11.  Governing Law; Venue; Waiver of Trial by Jury

This Agreement shall be governed by and construed in accordance with the laws of the State of Delaware applicable to contracts executed and to be wholly performed therein without regard to conflicts-of-law principles that would require the application of any other law. Any dispute hereunder shall be brought in the state or federal courts in Delaware, and each of the parties irrevocably submits to the exclusive jurisdiction of each such court.  In any dispute, each of SMBCP and the Company waives all right to trial by jury in any action, proceeding, claim or counterclaim (whether based on contract, tort or otherwise) related to or arising out of this Agreement.

 

12.  Notices

Notice to either party shall be given in writing to the address on the first page of this Agreement. Notice may be by email or delivery by mail or overnight courier.

 

13.  Benefits of this Agreement

This Agreement shall inure to the sole and exclusive benefit of SMBCP and the Company and their respective successors and the indemnified parties hereunder (who are intended third party beneficiaries hereof) and their respective successors and representatives. The obligations and liabilities under this Agreement shall be binding upon SMBCP and the Company. The Company acknowledges that all advice (written or oral) given by SMBCP to the Company is intended solely for the benefit and use of the Company (including its senior management and directors), and shall not confer rights or remedies upon, any shareholder or creditor of the Company or any other person, and may not be used, disclosed or relied upon for any other purpose.

 

14.  Amendments

This Agreement cannot be modified or amended, nor may any provision hereof be waived, except in writing signed by each of the parties hereto.

 

15.  Entire Agreement

This Agreement (including Appendix A hereto) constitutes the entire agreement between the parties and supersedes and cancels any and all prior or contemporaneous arrangements, understandings and agreements, written or oral, between them relating to the subject matter hereof.

 

16.  Severability

If any portion of this Agreement shall be held or made invalid by a statute, rule, regulation, decision of a tribunal or otherwise, the remainder of this Agreement shall not be affected thereby, and, to this extent, the provisions of the Agreement shall be deemed severable and in full effect.

 

17.  Assignment

This Agreement may not be assigned by SMBCP or the Company without the prior written consent of the other party.

 

18.  Headings; Counterparts; Electronic Transmission

The descriptive headings of the paragraphs and sections of this Agreement are inserted such for convenience only, do not constitute a part of this Agreement and shall not affect in any way the meaning or interpretations of this Agreement.
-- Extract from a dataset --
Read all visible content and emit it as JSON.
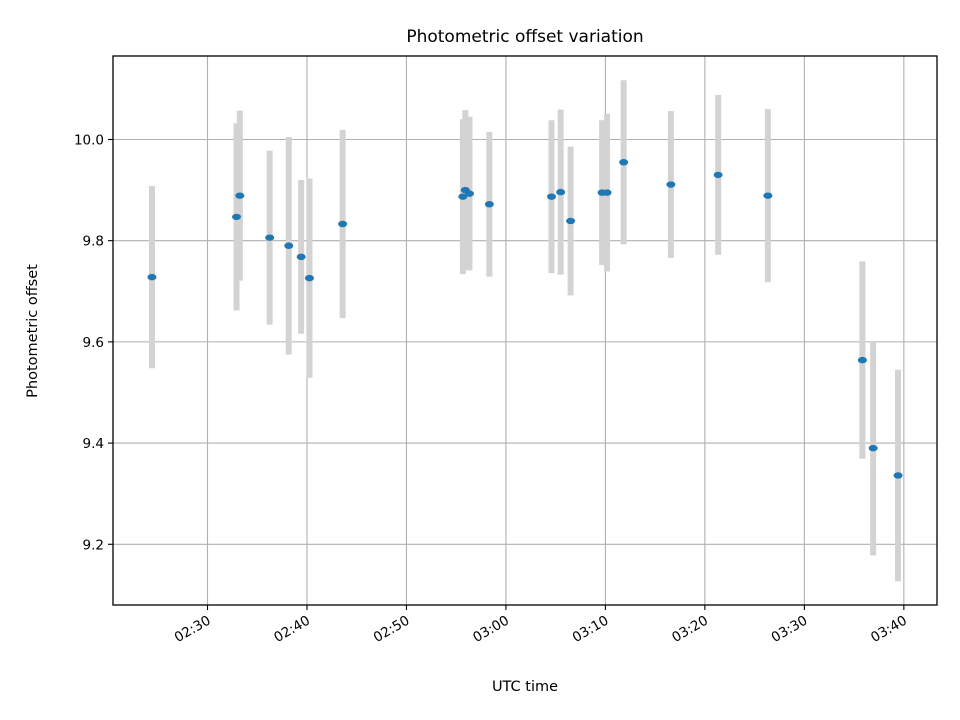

Any number of counterparts of this Agreement may be executed by the parties hereto (including via facsimile transmission, e-mail with scan attachment, or e-signature). Each counterpart shall be, and shall be deemed to be, an original instrument, but all such counterparts taken together shall constitute one and the same instrument.

BY CHECKING THE BOX TITLED “I AGREE” YOU AGREE TO THIS FEE LETTER AND SHALL BE BOUND BY ITS TERMS AND CONDITIONS.